J’ai souri car deux idées se sont chevauchées.
C’était au temps où nous fréquentions « a Piazzona », la grande place de l’église. Les anecdotes allaient bon train lorsque quelqu’un pour appuyer ses dires s’écria : « demande à Pallucciu di Carbini » Tu verras, il est au courant de tout. Et tous les soirs, il n’y avait pas un moment où il ne citait Pallucciu en exemple.
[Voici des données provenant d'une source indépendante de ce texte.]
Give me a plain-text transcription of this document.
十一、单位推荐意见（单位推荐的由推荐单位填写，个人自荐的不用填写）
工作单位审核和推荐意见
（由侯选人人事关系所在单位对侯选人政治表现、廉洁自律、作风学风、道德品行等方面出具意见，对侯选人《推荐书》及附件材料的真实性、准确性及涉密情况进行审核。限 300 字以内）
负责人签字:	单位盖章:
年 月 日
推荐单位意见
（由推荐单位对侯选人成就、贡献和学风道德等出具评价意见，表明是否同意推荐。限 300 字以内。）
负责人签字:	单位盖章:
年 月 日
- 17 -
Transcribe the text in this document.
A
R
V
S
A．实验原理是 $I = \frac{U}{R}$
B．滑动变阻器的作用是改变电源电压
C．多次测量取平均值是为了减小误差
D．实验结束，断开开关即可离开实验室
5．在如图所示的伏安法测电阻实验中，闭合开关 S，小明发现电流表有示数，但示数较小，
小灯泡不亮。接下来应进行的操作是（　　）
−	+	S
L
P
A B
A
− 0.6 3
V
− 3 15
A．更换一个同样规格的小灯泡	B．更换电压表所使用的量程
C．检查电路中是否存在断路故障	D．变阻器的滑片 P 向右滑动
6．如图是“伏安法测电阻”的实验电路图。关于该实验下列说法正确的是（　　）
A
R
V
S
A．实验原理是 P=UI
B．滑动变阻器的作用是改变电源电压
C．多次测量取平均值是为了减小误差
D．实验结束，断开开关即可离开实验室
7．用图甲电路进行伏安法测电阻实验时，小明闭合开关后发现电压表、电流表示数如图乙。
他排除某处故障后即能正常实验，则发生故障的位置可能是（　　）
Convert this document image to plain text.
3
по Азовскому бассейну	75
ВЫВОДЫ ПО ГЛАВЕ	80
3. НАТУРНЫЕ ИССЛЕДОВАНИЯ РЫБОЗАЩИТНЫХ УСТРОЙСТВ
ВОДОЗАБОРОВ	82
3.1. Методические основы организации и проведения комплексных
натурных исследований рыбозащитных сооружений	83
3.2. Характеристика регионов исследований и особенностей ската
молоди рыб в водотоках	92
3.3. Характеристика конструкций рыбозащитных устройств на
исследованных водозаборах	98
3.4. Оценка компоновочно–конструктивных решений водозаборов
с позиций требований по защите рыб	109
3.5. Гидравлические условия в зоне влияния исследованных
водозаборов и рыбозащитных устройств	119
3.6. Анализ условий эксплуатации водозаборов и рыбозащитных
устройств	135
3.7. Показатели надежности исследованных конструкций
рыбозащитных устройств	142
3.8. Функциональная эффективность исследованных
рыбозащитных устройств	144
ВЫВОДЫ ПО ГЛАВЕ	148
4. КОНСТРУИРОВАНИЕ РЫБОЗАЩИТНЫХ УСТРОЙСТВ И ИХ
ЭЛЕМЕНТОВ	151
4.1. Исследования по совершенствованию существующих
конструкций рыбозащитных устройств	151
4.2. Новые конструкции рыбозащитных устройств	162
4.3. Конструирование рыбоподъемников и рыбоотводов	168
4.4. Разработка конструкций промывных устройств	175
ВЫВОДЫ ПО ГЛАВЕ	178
Un jour, en toute innocence, Pallucciu traversait le village de Lévie à pied. « Ah, tiens justement le voilà Pallucciu ! » Un petit bonhomme plutôt maigrichon s’approcha pour saluer l’ami qui le citait en exemple, il tendit la main au voisin inconnu et lui adressa : « Bon ghjornu o amicu ! » (Bonjour mon ami) L’autre le toisa puis lâcha « A, eri tuttu tù Pallucciu » Ce qui en traduction littérale signifie « Ah, c’est tout toi Pallucciu ! » Il s’attendait sans doute à voir un personnage charismatique ou affichant une certaine prestance. Le pauvre homme présentait un physique banal. Sur le champ, sa crédibilité en pris un coup. Et plus jamais on n’entendit parler de Pallucciu sur la Piazzona.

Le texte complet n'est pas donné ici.